Coronavirus: controlli di Polizia, falso comunicato stampa smentito dal Ministero

Coronavirus: controlli di Polizia, falso comunicato stampa smentito dal Ministero

Si possono portare fuori gli animali e passeggiare, ma sempre a 1 metro di distanza e senza assembramenti

Coronavirus: controlli di Polizia, falso comunicato stampa smentito dal Ministero

Le fake news, ovvero le notizie false, sul Coronavirus sono purtroppo molte e generano molta confusione. Questa in particolare ha giocato molto sull’incertezza che vigeva sui controlli che la Polizia e le Forze dell’Ordine avrebbero fatto nel corso di questo periodo di “Zona Rossa” per il nostro Paese. Nei giorni scorsi è infatti girato un comunicato stampa che lasciava intendere controlli molto più duri di quelli che invece vengono effettivamente compiuti.

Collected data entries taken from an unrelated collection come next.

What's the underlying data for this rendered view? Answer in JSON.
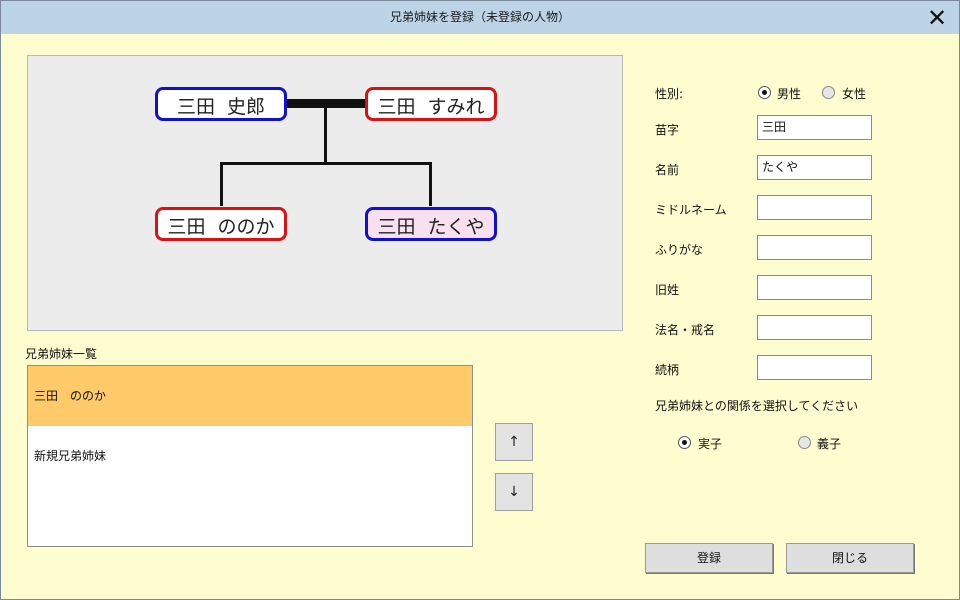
{
  "window": {
    "title": "兄弟姉妹を登録（未登録の人物）"
  },
  "tree": {
    "father": "三田  史郎",
    "mother": "三田  すみれ",
    "child1": "三田  ののか",
    "child2": "三田  たくや",
    "colors": {
      "male": "#1010d0",
      "female": "#dd1111",
      "current_bg": "#f9e0f0"
    }
  },
  "siblings": {
    "label": "兄弟姉妹一覧",
    "items": [
      "三田　ののか",
      "新規兄弟姉妹"
    ],
    "selected_color": "#ffcb6a"
  },
  "order_buttons": {
    "up": "↑",
    "down": "↓"
  },
  "form": {
    "gender": {
      "label": "性別:",
      "male": "男性",
      "female": "女性",
      "selected": "male"
    },
    "surname": {
      "label": "苗字",
      "value": "三田"
    },
    "given_name": {
      "label": "名前",
      "value": "たくや"
    },
    "middle_name": {
      "label": "ミドルネーム",
      "value": ""
    },
    "furigana": {
      "label": "ふりがな",
      "value": ""
    },
    "maiden_name": {
      "label": "旧姓",
      "value": ""
    },
    "buddhist_name": {
      "label": "法名・戒名",
      "value": ""
    },
    "relation": {
      "label": "続柄",
      "value": ""
    },
    "sibling_relation": {
      "prompt": "兄弟姉妹との関係を選択してください",
      "biological": "実子",
      "adopted": "義子",
      "selected": "biological"
    }
  },
  "buttons": {
    "register": "登録",
    "close": "閉じる"
  }
}
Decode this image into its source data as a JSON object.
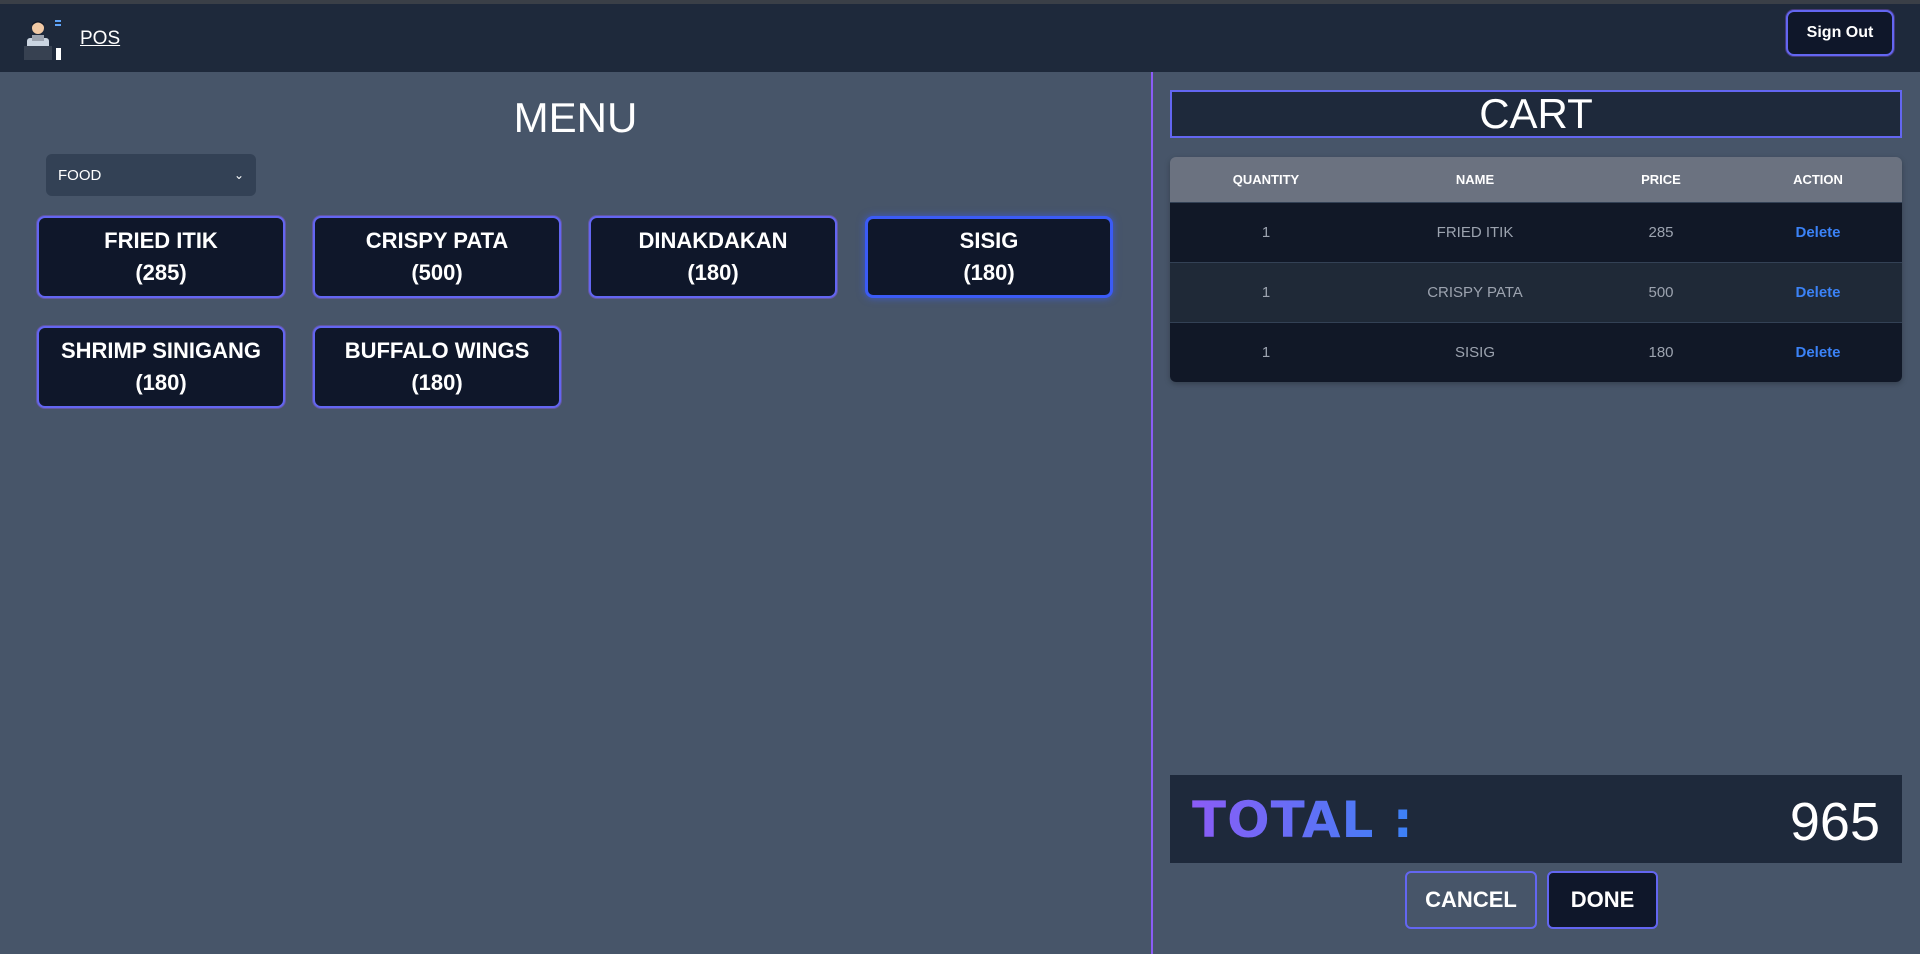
{
  "navbar": {
    "brand": "POS",
    "signout_label": "Sign Out"
  },
  "menu": {
    "title": "MENU",
    "category": {
      "selected": "FOOD"
    },
    "items": [
      {
        "name": "FRIED ITIK",
        "price": "(285)"
      },
      {
        "name": "CRISPY PATA",
        "price": "(500)"
      },
      {
        "name": "DINAKDAKAN",
        "price": "(180)"
      },
      {
        "name": "SISIG",
        "price": "(180)"
      },
      {
        "name": "SHRIMP SINIGANG",
        "price": "(180)"
      },
      {
        "name": "BUFFALO WINGS",
        "price": "(180)"
      }
    ]
  },
  "cart": {
    "title": "CART",
    "headers": [
      "QUANTITY",
      "NAME",
      "PRICE",
      "ACTION"
    ],
    "rows": [
      {
        "quantity": "1",
        "name": "FRIED ITIK",
        "price": "285",
        "action": "Delete"
      },
      {
        "quantity": "1",
        "name": "CRISPY PATA",
        "price": "500",
        "action": "Delete"
      },
      {
        "quantity": "1",
        "name": "SISIG",
        "price": "180",
        "action": "Delete"
      }
    ],
    "total_label": "TOTAL :",
    "total_value": "965",
    "cancel_label": "CANCEL",
    "done_label": "DONE"
  },
  "colors": {
    "background": "#475569",
    "navbar": "#1e293b",
    "accent": "#6366f1",
    "accent_purple": "#8b5cf6",
    "link": "#3b82f6"
  }
}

Il falso comunicato stampa

Nel falso comunicato stampa, condiviso prevalentemente su Facebook, si legge: “Da domani, lunedì 9 marzo, controlli di Polizia per chi esce di casa senza motivi di lavoro, salute o per necessità. Non esiste il divieto di uscire di casa, ma lo si deve fare per esigenze lavorative, sanitarie o di sussistenza (fare la spesa per esempio). Il governo vista l’inosservanza palese e il comportamento irresponsabile di molti, corre ai ripari. Possibili denunce contro chi, come i malati, esce senza motivi di necessità. Stretta anche su aeroporti e trasporti ferroviari. Il comunicato del Ministero dell’Interno chiarisce tutto e dà ai prefetti poteri di controllo tramite i comitati provinciali per l’ordine e la sicurezza pubblica. Cominciati i voli di trasporto dalle terapie intensive lombarde a quelle di altre regioni. I letti di rianimazione degli ospedali lombardi sono saturi. L’appello delle autorità è a rispettare le normative, pur dure che siano”. Non è proprio così. Le modifiche apportate dal DPCM sono diverse.

Perché è una fake news?

Il Ministero dell’Interno ha prontamente smentito la paternità di questo finto comunicato stampa e del falso link contenuto al suo interno. Come avete potuto leggere, questa fake news gioca molto sull’interpretazione delle norme restrittive attive dalla scorsa domenica nel nord del Paese e in tutta Italia dal giorno dopo ed è forse nata a seguito delle lamentele di molti cittadini alla vista di foto e articoli social che denunciavano una presenza eccessiva di persone sulle strade. Lascerebbe intendere, infatti, che alla luce della mancanza del rispetto delle indicazioni da parte dei cittadini, le Forze dell’Ordine sarebbero autorizzate a fermare chiunque passi in strada e procedere alla denuncia o all’arresto come se si vivesse in uno stato di polizia. Questo, semplicemente, non è vero. Non esiste alcun obbligo di rimanere in casa nel senso legislativo del termine, è una raccomandazione. Tant’è vero che esistono molte eccezioni alla regola dell’uscire solo per “lavoro, salute, necessità”. Come si evince dal vademecum che trovate qui sopra, pubblicato dal profilo Twitter ufficiale della Polizia di Stato, sotto la voce “necessità” possono rientrare anche i bisogni fisiologici o veterinari dei nostri animali da compagnia, per non dire che la proverbiale passeggiata o corsetta nel parco è autorizzata, a patto di mantenere la distanza di 1 metro tra le persone. Sono proibiti gli assembramenti, quindi non si può organizzare una partita di calcetto o una pedalata in compagnia. Ma prendere un po’ d’aria o portare a spasso il cane si può. I controlli non sono stati imposti per trasformare l’Italia in uno stato di Polizia, anche perché altrimenti non saremmo nemmeno autorizzati ad andare al lavoro.